Antibiotics: €13 million to step up EU research on antibiotic resistance
Today 200 scientists meet in Rome at the EU conference on “The Role of Research in Combating Antibiotic Resistance”. It was organised by the European Commission together with the European Society of Clinical Microbiology and Infectious Diseases (ESCMID).
Antibiotics, once hailed as a panacea to combat bacterial infections, seem to be more and more ineffective. The human body is responding less and less to antibiotics. New, more dangerous diseases, stubbornly resisting their power, are developing.
The aim of the conference is to identify future research priorities to tackle the problem of anti-bacterial resistance and human health, addressing both basic and clinical research. At the same time, the Commission is announcing that it will invest €6 million to support two major research projects in this field, with a total project budget of €12.6 million from the first call for proposals in the Sixth Research Framework Programme (2002-2006).
One of these projects looks into resistance to the major class of antibiotics in clinical use, while the other project investigates basic molecular mechanisms of resistance. The projects are being negotiated and will start in a few weeks after signing of contracts.
“People trust antibiotics to cure almost any kind of disease: unfortunately, as recent outbreaks of Severe Acute Respiratory Syndrome (SARS) show, this is not the case,” says European Research Commissioner Philippe Busquin.
“Antibiotic resistance is therefore the focus of research within the EU scientific funding programmes. More research for the benefit of patients is needed to make use of the wealth of information provided by more than 140 bacterial genomes known today. We must also make sure that the pharmaceutical industry continues its research into the development of new antibiotics. With more than €100 million invested by the EU over the last four years in this field, we have supported more than 80 research projects on antimicrobial resistance. We will keep up the fight to find innovative answers to this problem.”
Once “wonder drugs” ineffective today
Infectious diseases have the potential, like no other group of diseases, to spread rapidly over large distances in a short time. If no effective tools for treatment and prevention are available, they can dramatically change the lives of people and destabilise societies. The first antibiotic drugs became available in the wake of the Second World War, to save soldiers from deadly wounds. These powerful drugs soon became known as “wonder drugs” and were generously prescribed against minor bacterial infections or even viral infections, against which they have never been effective. Today, we pay the price for this complacency. In a recent Eurobarometer survey, Europeans were asked about their ‘antibiotic habits’: 38% of EU citizens had taken antibiotics in the last 12 months (45% of French and Spaniards but only 22% of Danes) out of whom 93% had a prescription.
Due to overuse and mis-use of these drugs, bacterial resistance to antibiotics is now accelerating at a disturbing rate worldwide. Previously effective antibiotics have lost their powers against a steadily growing list of resistant pathogens. As a result, the arsenal against severe, and often lethal, infectious diseases, like tuberculosis and pneumonia is rapidly diminishing.
Are pharmaceutical companies reluctant to invest in research?
Many pharmaceutical companies have pulled out from investments into research on new antimicrobial drugs. The expected sales revenues are no longer sufficient to make up for the costs linked to the development of these drugs. Many companies have instead refocused their efforts on the more profitable treatments for chronic diseases rather than short-course therapies for infections. This has contributed to making the situation worse.

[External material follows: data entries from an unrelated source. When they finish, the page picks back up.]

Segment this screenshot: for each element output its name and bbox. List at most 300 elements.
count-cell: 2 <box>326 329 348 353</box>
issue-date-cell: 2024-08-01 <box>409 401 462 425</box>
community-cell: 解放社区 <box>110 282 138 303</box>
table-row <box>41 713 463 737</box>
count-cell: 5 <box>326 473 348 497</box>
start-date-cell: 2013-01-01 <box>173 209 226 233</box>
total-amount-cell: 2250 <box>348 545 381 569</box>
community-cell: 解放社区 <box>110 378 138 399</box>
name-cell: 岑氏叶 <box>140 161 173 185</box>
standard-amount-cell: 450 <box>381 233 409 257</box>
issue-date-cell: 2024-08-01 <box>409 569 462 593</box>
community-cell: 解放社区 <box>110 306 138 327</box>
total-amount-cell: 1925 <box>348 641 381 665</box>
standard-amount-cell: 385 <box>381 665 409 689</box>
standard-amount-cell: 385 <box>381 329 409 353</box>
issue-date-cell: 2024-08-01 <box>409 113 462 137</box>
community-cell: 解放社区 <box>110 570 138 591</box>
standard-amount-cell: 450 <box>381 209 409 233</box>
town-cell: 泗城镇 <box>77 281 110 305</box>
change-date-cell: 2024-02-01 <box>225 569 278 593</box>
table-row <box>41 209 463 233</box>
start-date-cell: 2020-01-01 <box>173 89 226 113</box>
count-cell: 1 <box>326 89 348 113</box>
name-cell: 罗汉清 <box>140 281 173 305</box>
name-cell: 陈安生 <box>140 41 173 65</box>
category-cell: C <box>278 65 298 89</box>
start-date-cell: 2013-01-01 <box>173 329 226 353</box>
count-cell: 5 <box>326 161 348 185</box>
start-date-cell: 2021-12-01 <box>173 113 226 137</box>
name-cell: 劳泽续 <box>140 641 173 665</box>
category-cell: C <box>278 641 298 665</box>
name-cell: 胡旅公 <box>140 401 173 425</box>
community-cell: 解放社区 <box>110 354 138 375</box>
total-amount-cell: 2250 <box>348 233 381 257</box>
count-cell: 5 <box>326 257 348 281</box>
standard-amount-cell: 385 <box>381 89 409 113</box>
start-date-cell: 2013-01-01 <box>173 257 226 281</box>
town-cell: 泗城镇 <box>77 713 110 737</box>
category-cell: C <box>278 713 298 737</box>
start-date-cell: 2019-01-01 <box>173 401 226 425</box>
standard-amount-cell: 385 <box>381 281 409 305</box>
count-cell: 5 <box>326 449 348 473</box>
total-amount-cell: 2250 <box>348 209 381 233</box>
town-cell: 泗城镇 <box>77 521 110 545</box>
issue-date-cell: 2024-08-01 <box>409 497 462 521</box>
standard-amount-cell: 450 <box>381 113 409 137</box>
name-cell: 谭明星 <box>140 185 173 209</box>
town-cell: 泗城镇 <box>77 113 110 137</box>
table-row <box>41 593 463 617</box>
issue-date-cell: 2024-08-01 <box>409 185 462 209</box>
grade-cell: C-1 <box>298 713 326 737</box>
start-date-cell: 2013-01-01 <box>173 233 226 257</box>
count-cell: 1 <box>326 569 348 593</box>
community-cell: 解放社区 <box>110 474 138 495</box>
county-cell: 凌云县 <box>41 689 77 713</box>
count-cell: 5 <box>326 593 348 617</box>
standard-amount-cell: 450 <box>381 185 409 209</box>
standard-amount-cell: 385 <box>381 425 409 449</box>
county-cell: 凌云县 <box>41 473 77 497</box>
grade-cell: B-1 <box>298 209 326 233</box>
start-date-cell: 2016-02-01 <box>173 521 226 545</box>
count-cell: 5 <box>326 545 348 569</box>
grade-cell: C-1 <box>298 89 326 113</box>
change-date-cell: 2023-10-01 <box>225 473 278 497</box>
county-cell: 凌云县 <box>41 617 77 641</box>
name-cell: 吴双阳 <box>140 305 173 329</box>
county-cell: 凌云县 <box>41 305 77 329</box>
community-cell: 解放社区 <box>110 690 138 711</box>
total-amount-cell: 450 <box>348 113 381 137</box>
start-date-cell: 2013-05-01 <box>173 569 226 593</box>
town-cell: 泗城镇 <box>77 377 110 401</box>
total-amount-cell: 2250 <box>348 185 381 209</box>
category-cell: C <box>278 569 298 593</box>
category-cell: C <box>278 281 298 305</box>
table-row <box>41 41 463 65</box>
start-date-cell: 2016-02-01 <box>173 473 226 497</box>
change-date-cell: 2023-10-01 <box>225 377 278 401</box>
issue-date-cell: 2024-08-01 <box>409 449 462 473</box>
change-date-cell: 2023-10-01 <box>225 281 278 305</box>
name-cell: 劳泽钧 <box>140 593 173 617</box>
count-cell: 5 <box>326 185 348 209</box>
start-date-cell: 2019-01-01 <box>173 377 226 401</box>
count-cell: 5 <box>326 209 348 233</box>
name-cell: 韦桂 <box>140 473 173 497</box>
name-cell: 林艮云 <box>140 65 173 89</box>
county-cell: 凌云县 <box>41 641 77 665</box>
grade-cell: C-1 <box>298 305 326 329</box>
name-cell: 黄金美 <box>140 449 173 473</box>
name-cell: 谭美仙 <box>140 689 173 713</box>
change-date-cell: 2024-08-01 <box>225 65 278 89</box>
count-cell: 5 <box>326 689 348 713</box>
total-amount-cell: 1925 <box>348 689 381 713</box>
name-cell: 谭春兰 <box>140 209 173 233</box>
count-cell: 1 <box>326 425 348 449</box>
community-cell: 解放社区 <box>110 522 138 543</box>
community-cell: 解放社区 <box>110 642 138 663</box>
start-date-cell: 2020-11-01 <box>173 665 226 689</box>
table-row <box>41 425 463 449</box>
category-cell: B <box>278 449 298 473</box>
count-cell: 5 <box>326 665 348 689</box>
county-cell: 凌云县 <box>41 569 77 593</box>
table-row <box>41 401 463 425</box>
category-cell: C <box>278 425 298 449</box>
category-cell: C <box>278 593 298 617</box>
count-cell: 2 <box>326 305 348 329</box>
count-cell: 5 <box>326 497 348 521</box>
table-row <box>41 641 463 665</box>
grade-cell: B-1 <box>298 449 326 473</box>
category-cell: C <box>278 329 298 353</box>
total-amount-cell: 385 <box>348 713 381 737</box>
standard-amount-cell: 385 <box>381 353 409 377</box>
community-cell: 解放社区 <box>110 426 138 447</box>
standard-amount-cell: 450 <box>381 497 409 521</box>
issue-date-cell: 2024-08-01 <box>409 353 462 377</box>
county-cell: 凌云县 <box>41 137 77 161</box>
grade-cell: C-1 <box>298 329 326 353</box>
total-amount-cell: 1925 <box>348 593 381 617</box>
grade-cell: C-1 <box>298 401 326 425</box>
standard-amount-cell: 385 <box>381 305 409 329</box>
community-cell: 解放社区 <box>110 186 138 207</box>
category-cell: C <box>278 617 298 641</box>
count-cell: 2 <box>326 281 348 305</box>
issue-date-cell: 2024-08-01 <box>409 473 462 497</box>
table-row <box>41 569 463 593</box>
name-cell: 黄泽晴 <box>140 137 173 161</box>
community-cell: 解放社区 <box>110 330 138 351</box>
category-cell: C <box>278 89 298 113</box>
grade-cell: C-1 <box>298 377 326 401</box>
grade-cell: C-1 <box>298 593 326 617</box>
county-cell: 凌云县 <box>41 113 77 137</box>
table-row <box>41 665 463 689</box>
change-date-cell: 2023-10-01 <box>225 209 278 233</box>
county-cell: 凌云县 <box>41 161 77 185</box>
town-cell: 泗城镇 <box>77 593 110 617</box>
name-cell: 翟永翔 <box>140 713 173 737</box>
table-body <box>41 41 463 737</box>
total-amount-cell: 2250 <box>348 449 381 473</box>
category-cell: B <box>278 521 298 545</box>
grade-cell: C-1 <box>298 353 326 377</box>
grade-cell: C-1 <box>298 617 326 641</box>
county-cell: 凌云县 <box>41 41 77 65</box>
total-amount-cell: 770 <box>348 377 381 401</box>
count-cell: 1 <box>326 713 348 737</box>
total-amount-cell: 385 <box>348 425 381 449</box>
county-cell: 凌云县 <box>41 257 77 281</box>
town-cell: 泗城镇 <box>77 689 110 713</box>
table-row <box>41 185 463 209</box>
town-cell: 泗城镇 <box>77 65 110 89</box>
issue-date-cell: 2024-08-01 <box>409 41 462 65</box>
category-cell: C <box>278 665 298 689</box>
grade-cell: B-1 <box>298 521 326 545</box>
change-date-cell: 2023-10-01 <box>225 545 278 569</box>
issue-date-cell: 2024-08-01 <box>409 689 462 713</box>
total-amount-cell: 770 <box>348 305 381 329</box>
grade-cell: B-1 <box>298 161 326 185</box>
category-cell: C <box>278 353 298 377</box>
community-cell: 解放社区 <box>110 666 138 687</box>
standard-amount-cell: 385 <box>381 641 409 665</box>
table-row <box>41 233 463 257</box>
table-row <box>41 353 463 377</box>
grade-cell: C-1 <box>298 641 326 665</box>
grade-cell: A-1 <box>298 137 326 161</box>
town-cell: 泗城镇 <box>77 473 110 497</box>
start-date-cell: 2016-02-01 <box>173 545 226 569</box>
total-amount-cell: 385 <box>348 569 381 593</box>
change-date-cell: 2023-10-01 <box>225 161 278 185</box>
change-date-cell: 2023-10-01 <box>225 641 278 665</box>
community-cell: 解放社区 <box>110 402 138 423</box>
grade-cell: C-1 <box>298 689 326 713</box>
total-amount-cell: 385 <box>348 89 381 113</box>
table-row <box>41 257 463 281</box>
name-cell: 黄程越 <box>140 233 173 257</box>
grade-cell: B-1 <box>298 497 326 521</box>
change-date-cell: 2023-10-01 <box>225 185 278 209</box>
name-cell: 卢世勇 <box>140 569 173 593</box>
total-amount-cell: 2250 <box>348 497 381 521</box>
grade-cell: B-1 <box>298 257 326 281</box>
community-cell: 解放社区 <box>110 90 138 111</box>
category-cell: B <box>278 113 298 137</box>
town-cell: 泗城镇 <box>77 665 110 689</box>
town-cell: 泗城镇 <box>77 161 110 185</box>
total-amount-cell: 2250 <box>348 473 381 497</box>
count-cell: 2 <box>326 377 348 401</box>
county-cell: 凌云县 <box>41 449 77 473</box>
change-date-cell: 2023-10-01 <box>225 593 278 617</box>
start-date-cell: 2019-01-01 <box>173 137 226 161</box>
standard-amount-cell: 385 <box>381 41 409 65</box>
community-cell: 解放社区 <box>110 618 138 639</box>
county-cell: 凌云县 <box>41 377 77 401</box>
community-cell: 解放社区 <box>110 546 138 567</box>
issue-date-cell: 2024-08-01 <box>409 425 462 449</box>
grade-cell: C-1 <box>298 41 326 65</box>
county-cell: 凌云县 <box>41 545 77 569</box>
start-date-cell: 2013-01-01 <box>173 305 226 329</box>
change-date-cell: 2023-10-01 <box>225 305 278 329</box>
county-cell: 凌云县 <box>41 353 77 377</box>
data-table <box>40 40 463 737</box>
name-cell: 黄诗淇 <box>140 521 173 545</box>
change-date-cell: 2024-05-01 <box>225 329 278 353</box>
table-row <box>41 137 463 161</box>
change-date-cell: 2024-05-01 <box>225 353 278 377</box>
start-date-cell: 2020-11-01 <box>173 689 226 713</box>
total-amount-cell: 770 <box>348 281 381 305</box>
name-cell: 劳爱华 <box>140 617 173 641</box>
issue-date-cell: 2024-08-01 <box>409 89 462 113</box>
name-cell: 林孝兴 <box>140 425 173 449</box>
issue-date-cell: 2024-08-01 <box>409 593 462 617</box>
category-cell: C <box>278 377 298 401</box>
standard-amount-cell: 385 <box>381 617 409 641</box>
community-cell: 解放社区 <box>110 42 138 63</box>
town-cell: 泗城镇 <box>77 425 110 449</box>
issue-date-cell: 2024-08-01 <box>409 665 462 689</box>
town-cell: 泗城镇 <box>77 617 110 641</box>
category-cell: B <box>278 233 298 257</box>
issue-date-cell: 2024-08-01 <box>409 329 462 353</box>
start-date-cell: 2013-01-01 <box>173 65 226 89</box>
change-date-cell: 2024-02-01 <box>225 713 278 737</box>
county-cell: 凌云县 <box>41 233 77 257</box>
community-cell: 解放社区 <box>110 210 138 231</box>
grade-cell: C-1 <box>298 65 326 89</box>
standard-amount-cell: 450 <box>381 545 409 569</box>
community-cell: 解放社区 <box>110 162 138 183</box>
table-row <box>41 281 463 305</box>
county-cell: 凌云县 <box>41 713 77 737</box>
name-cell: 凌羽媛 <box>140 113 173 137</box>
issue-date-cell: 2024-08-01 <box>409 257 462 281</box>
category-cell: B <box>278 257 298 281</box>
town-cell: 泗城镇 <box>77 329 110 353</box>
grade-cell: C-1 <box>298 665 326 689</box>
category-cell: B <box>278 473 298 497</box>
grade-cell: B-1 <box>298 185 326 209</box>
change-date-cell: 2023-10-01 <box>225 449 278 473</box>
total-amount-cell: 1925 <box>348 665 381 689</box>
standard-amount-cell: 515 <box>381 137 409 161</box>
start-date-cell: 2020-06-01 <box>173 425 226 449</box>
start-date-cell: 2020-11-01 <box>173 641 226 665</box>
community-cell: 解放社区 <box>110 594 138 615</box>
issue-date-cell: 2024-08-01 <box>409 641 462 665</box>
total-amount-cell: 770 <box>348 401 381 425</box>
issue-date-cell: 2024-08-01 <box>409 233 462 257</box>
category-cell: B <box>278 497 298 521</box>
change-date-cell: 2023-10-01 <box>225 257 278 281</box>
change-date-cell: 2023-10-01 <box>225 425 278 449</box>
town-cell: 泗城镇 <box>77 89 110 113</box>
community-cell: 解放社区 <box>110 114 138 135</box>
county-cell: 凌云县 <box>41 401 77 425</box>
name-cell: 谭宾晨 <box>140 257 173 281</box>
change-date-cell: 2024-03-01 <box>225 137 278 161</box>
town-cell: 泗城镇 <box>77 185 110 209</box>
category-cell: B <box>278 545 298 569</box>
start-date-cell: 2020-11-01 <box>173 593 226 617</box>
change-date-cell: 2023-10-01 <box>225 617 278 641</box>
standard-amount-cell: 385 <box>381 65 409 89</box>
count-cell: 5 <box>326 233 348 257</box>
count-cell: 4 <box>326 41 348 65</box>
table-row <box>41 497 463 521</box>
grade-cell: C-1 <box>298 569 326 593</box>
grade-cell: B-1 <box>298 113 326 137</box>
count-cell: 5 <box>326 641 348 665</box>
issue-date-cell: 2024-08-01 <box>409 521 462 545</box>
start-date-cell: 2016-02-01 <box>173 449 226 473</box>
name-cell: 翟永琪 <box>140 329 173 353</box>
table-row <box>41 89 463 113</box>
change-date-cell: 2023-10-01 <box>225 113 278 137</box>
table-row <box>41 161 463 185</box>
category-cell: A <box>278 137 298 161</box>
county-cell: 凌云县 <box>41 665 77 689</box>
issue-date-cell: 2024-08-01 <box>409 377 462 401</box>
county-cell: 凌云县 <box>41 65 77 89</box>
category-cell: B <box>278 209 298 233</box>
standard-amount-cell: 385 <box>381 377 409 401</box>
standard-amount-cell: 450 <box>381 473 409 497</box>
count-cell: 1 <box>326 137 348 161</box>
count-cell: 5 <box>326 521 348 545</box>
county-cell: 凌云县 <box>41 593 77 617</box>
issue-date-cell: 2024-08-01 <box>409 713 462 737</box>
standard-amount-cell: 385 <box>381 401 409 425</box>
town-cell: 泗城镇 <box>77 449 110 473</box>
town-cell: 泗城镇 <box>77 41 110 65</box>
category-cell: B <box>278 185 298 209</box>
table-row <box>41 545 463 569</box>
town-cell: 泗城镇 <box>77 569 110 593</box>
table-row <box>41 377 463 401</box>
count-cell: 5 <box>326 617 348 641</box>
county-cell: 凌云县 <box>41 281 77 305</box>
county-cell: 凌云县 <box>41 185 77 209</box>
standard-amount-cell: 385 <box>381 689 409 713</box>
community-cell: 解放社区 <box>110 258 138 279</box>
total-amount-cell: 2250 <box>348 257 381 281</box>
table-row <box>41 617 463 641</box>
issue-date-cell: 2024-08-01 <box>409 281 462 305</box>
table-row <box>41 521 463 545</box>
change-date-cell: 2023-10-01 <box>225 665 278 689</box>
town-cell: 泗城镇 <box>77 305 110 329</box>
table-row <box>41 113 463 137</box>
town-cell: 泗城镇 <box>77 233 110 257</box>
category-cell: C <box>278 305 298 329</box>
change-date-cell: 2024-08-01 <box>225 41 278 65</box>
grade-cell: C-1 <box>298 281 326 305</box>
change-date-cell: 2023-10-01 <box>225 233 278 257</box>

On the other hand, considerable progress has been made in recent years to address these problems thanks to gene technology. Today, more than 140 bacterial genomes are known. However, knowledge of the genetic code of an organism does not in itself generate new drugs. In the light of these developments, plans for how to make the most of European-led research in the fight against antibiotic resistance need to be drawn up. Scientists from various related disciplines will discuss some of the more burning issues at the Antibiotic Resistance conference in Rome from 28-30 November. A report and results will be published after the conference.
New research projects to be launched
Two research projects emerging from the first call for proposals on antibiotic resistance will start their work in early 2004 after signing of contracts. Both aim at a better understanding of fundamental mechanisms of resistance, which will be a necessity for future drug development.
One of these projects will look into how resistance to the major class of antibiotics in clinical use, the ?-lactam antibiotics, arises in some of the most severe hospital and community-spread infections.
The second project also looks at basic molecular mechanisms of resistance, but here the focus is specifically on Streptococcus pneumoniae, for two reasons. The first is that it is the major cause of life-threatening pneumonia, septicaemia and meningitis. The other is that it is also the major cause of milder upper respiratory tract infections and large amounts of antibiotics are therefore consumed every year to treat these infections. The project will study how the bacteria manage to survive, grow and spread in the presence of an antibiotic and what factors determine whether an infection will be mild or severe.
Both projects were selected from the first call for proposals addressing various topics of antimicrobial resistance within the EU Sixth Research Framework Programme and will be presented in more detail in Rome. Three further calls will continue to strengthen the European Research Area on antimicrobial resistance research.